後夜祭でライブ予定である軽音楽部は、日中はソロやギター演奏をメインで披露するらしい。運が良ければ、ダンス同好会とのコラボが見られるという。文化祭中でも先生の手伝いから解放された私が中庭に着いた頃には、すでに多くの見物客で賑わっていた。
「楓ー! こっちこっち!」
人混みをかき分けながら呼ばれた方へ向かうと、佐野さんと船瀬くんが手を挙げて一人分の空間を空けてくれていた。最前列の特等席だ。
「ごめんね、ありがとう」
「大丈夫ですよ! 井浦先輩、間に合ってよかったです」
「こういうのは前で楽しまなくちゃね! ほら、始まるよ」
ギターのかき鳴らした音が中庭に響き渡ると、わあっと歓声が大きくなった。観客がずっと待ちわびていたのがよく伝わってくる。ギターを構える男子生徒の隣で、マイクを持った美玖ちゃんがニッコリと笑う。
「――おまたせしました、歌いますっ!」
美玖ちゃんの一言で始まると、待ってましたと言わんばかりに大いに盛り上がった。最近流行りの曲からついうっとりと聴き入ってしまうバラードまで、なんでも歌いこなす彼女に全員が魅了される。ペンライトまで準備していた佐野さんも人一倍声を上げて楽しそうだ。

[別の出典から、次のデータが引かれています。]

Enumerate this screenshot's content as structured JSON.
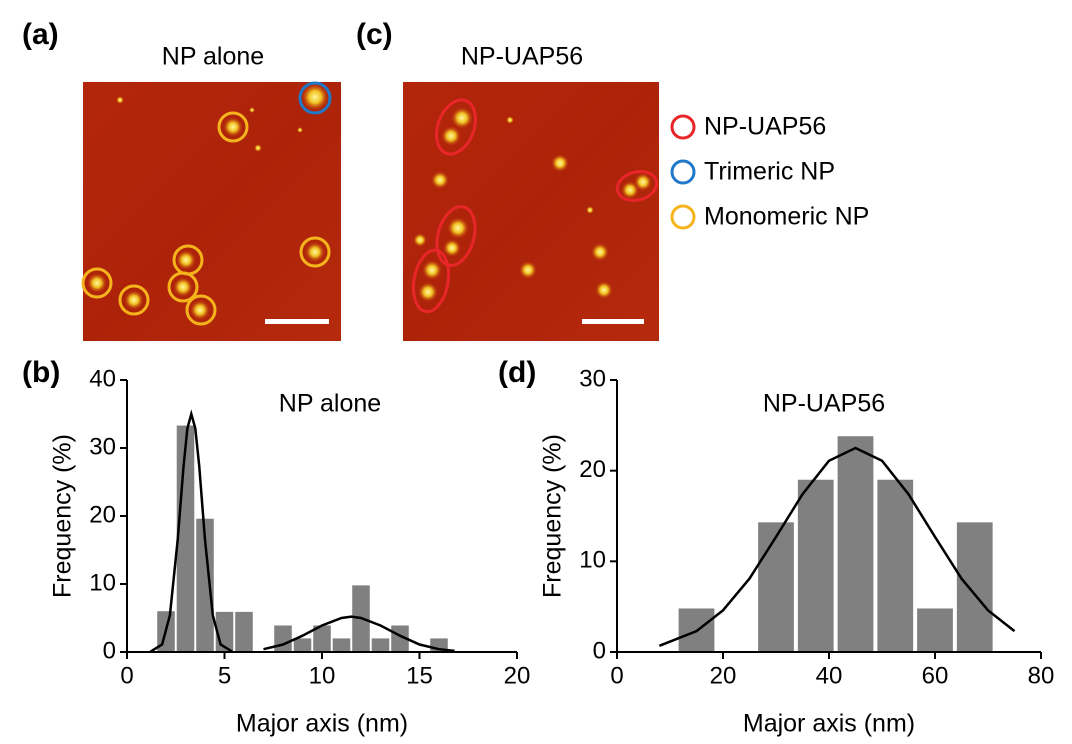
{
  "panels": {
    "a": "(a)",
    "b": "(b)",
    "c": "(c)",
    "d": "(d)"
  },
  "images": [
    {
      "title": "NP alone"
    },
    {
      "title": "NP-UAP56"
    }
  ],
  "legend": [
    {
      "name": "NP-UAP56",
      "color": "#e8262a"
    },
    {
      "name": "Trimeric NP",
      "color": "#1f78c8"
    },
    {
      "name": "Monomeric NP",
      "color": "#f5b31c"
    }
  ],
  "chart_data": [
    {
      "type": "histogram",
      "title": "NP alone",
      "xlabel": "Major axis (nm)",
      "ylabel": "Frequency (%)",
      "bins": [
        1.5,
        2.5,
        3.5,
        4.5,
        5.5,
        6.5,
        7.5,
        8.5,
        9.5,
        10.5,
        11.5,
        12.5,
        13.5,
        14.5,
        15.5,
        16.5
      ],
      "values": [
        6,
        33.3,
        19.6,
        5.9,
        5.9,
        0,
        3.9,
        2,
        3.9,
        2,
        9.8,
        2,
        3.9,
        0,
        2
      ],
      "color": "#808080",
      "fit_color": "#000000",
      "fits": [
        {
          "x": [
            1.2,
            1.8,
            2.2,
            2.6,
            2.9,
            3.1,
            3.3,
            3.5,
            3.7,
            4.0,
            4.4,
            4.8,
            5.4
          ],
          "values": [
            0.04,
            1.1,
            5.4,
            16.5,
            27.4,
            32.9,
            35,
            32.9,
            27.4,
            16.5,
            5.4,
            1.1,
            0.04
          ]
        },
        {
          "x": [
            7,
            8,
            9,
            10,
            11,
            11.5,
            12,
            13,
            14,
            15,
            16,
            16.8
          ],
          "values": [
            0.41,
            1.1,
            2.4,
            3.9,
            5.0,
            5.2,
            5.0,
            3.9,
            2.4,
            1.1,
            0.41,
            0.16
          ]
        }
      ],
      "xlim": [
        0,
        20
      ],
      "xticks": [
        0,
        5,
        10,
        15,
        20
      ],
      "ylim": [
        0,
        40
      ],
      "yticks": [
        0,
        10,
        20,
        30,
        40
      ]
    },
    {
      "type": "histogram",
      "title": "NP-UAP56",
      "xlabel": "Major axis (nm)",
      "ylabel": "Frequency (%)",
      "bins": [
        11.25,
        18.75,
        26.25,
        33.75,
        41.25,
        48.75,
        56.25,
        63.75,
        71.25
      ],
      "values": [
        4.8,
        0,
        14.3,
        19,
        23.8,
        19,
        4.8,
        14.3
      ],
      "color": "#808080",
      "fit_color": "#000000",
      "fits": [
        {
          "x": [
            8,
            15,
            20,
            25,
            30,
            35,
            40,
            45,
            50,
            55,
            60,
            65,
            70,
            75
          ],
          "values": [
            0.68,
            2.3,
            4.6,
            8.1,
            12.7,
            17.4,
            21.1,
            22.5,
            21.1,
            17.4,
            12.7,
            8.1,
            4.6,
            2.3
          ]
        }
      ],
      "xlim": [
        0,
        80
      ],
      "xticks": [
        0,
        20,
        40,
        60,
        80
      ],
      "ylim": [
        0,
        30
      ],
      "yticks": [
        0,
        10,
        20,
        30
      ]
    }
  ]
}
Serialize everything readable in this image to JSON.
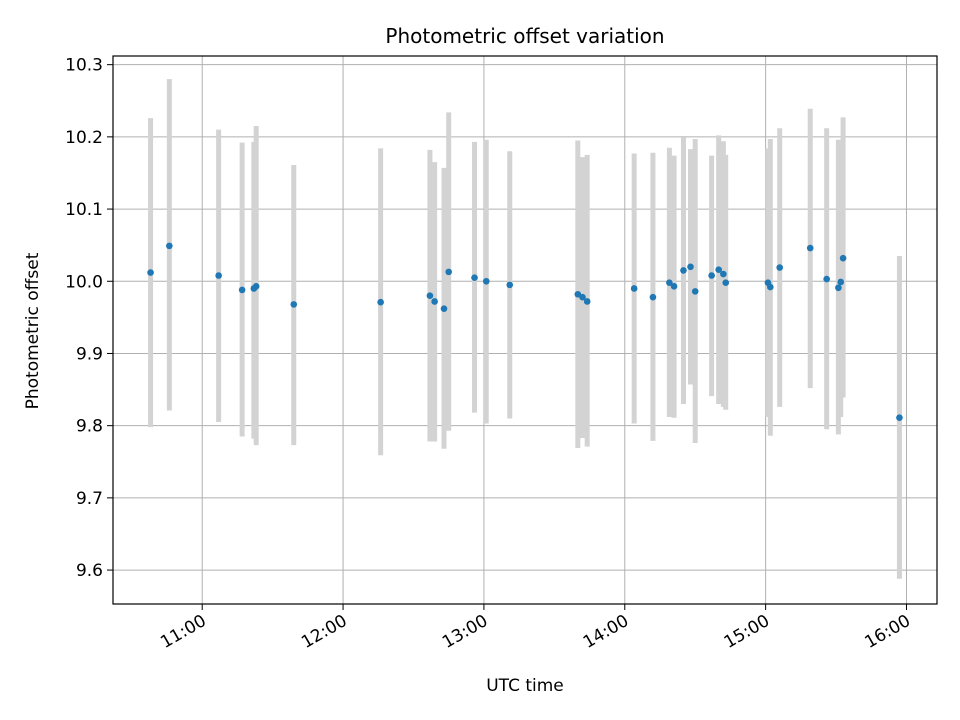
{
  "chart_data": {
    "type": "scatter",
    "title": "Photometric offset variation",
    "xlabel": "UTC time",
    "ylabel": "Photometric offset",
    "x_ticks": [
      "11:00",
      "12:00",
      "13:00",
      "14:00",
      "15:00",
      "16:00"
    ],
    "y_ticks": [
      "9.6",
      "9.7",
      "9.8",
      "9.9",
      "10.0",
      "10.1",
      "10.2",
      "10.3"
    ],
    "xlim": [
      "10:22",
      "16:13"
    ],
    "ylim": [
      9.553,
      10.312
    ],
    "grid": true,
    "colors": {
      "point": "#1f77b4",
      "errorbar": "#d3d3d3",
      "grid": "#b0b0b0"
    },
    "series": [
      {
        "points": [
          {
            "t": "10:38",
            "y": 10.012,
            "lo": 9.798,
            "hi": 10.226
          },
          {
            "t": "10:46",
            "y": 10.049,
            "lo": 9.821,
            "hi": 10.28
          },
          {
            "t": "11:07",
            "y": 10.008,
            "lo": 9.805,
            "hi": 10.21
          },
          {
            "t": "11:17",
            "y": 9.988,
            "lo": 9.785,
            "hi": 10.192
          },
          {
            "t": "11:22",
            "y": 9.99,
            "lo": 9.782,
            "hi": 10.193
          },
          {
            "t": "11:23",
            "y": 9.993,
            "lo": 9.773,
            "hi": 10.215
          },
          {
            "t": "11:39",
            "y": 9.968,
            "lo": 9.773,
            "hi": 10.161
          },
          {
            "t": "12:16",
            "y": 9.971,
            "lo": 9.759,
            "hi": 10.184
          },
          {
            "t": "12:37",
            "y": 9.98,
            "lo": 9.778,
            "hi": 10.182
          },
          {
            "t": "12:39",
            "y": 9.972,
            "lo": 9.778,
            "hi": 10.165
          },
          {
            "t": "12:43",
            "y": 9.962,
            "lo": 9.768,
            "hi": 10.157
          },
          {
            "t": "12:45",
            "y": 10.013,
            "lo": 9.793,
            "hi": 10.234
          },
          {
            "t": "12:56",
            "y": 10.005,
            "lo": 9.818,
            "hi": 10.193
          },
          {
            "t": "13:01",
            "y": 10.0,
            "lo": 9.803,
            "hi": 10.196
          },
          {
            "t": "13:11",
            "y": 9.995,
            "lo": 9.81,
            "hi": 10.18
          },
          {
            "t": "13:40",
            "y": 9.982,
            "lo": 9.769,
            "hi": 10.195
          },
          {
            "t": "13:42",
            "y": 9.978,
            "lo": 9.783,
            "hi": 10.172
          },
          {
            "t": "13:44",
            "y": 9.972,
            "lo": 9.771,
            "hi": 10.175
          },
          {
            "t": "14:04",
            "y": 9.99,
            "lo": 9.803,
            "hi": 10.177
          },
          {
            "t": "14:12",
            "y": 9.978,
            "lo": 9.779,
            "hi": 10.178
          },
          {
            "t": "14:19",
            "y": 9.998,
            "lo": 9.812,
            "hi": 10.185
          },
          {
            "t": "14:21",
            "y": 9.993,
            "lo": 9.811,
            "hi": 10.174
          },
          {
            "t": "14:25",
            "y": 10.015,
            "lo": 9.83,
            "hi": 10.199
          },
          {
            "t": "14:28",
            "y": 10.02,
            "lo": 9.857,
            "hi": 10.183
          },
          {
            "t": "14:30",
            "y": 9.986,
            "lo": 9.776,
            "hi": 10.197
          },
          {
            "t": "14:37",
            "y": 10.008,
            "lo": 9.841,
            "hi": 10.174
          },
          {
            "t": "14:40",
            "y": 10.016,
            "lo": 9.83,
            "hi": 10.202
          },
          {
            "t": "14:42",
            "y": 10.01,
            "lo": 9.826,
            "hi": 10.194
          },
          {
            "t": "14:43",
            "y": 9.998,
            "lo": 9.822,
            "hi": 10.175
          },
          {
            "t": "15:01",
            "y": 9.998,
            "lo": 9.812,
            "hi": 10.184
          },
          {
            "t": "15:02",
            "y": 9.992,
            "lo": 9.786,
            "hi": 10.197
          },
          {
            "t": "15:06",
            "y": 10.019,
            "lo": 9.826,
            "hi": 10.212
          },
          {
            "t": "15:19",
            "y": 10.046,
            "lo": 9.852,
            "hi": 10.239
          },
          {
            "t": "15:26",
            "y": 10.003,
            "lo": 9.795,
            "hi": 10.212
          },
          {
            "t": "15:31",
            "y": 9.991,
            "lo": 9.788,
            "hi": 10.196
          },
          {
            "t": "15:32",
            "y": 9.999,
            "lo": 9.812,
            "hi": 10.186
          },
          {
            "t": "15:33",
            "y": 10.032,
            "lo": 9.839,
            "hi": 10.227
          },
          {
            "t": "15:57",
            "y": 9.811,
            "lo": 9.588,
            "hi": 10.035
          }
        ]
      }
    ]
  }
}
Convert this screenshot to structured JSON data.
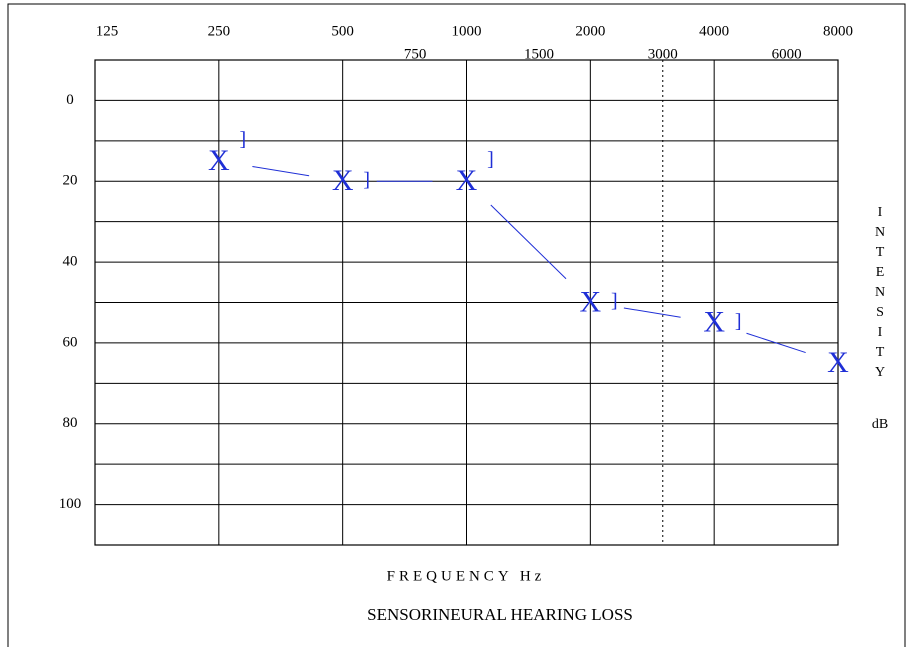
{
  "chart_data": {
    "type": "line",
    "title": "SENSORINEURAL  HEARING LOSS",
    "x_label": "FREQUENCY Hz",
    "y_label": "INTENSITY",
    "y_unit": "dB",
    "x_scale": "log",
    "xlim": [
      125,
      8000
    ],
    "xticks": [
      125,
      250,
      500,
      1000,
      2000,
      4000,
      8000
    ],
    "minor_xticks": [
      750,
      1500,
      3000,
      6000
    ],
    "dotted_xline": 3000,
    "ylim": [
      -10,
      110
    ],
    "y_reversed": true,
    "yticks": [
      0,
      20,
      40,
      60,
      80,
      100
    ],
    "ygrid": [
      0,
      10,
      20,
      30,
      40,
      50,
      60,
      70,
      80,
      90,
      100
    ],
    "thick_yline": 70,
    "x": [
      250,
      500,
      1000,
      2000,
      4000,
      8000
    ],
    "series": [
      {
        "marker": "X",
        "color": "#1f2fd6",
        "values": [
          15,
          20,
          20,
          50,
          55,
          65
        ],
        "connected": true
      },
      {
        "marker": "]",
        "color": "#1f2fd6",
        "values": [
          10,
          20,
          15,
          50,
          55,
          null
        ],
        "connected": false
      }
    ]
  }
}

「これはもう……ミスコンでのアピール効果ですね! 後夜祭もきっと盛り上がりますよ!」
「ああ……それでこんなに人が多いんだね……」
興奮気味に言う船瀬くんの言葉をすんなりと納得した。
ミスコンの出場者のアピールは昨日の前夜祭で行われた。今は校内に入ってすぐの一角にコーナーが設置され、アピールタイムの動画が流しっぱなしにされている。中庭に集まっているほとんどの人が動画を見て来てくれたようだ。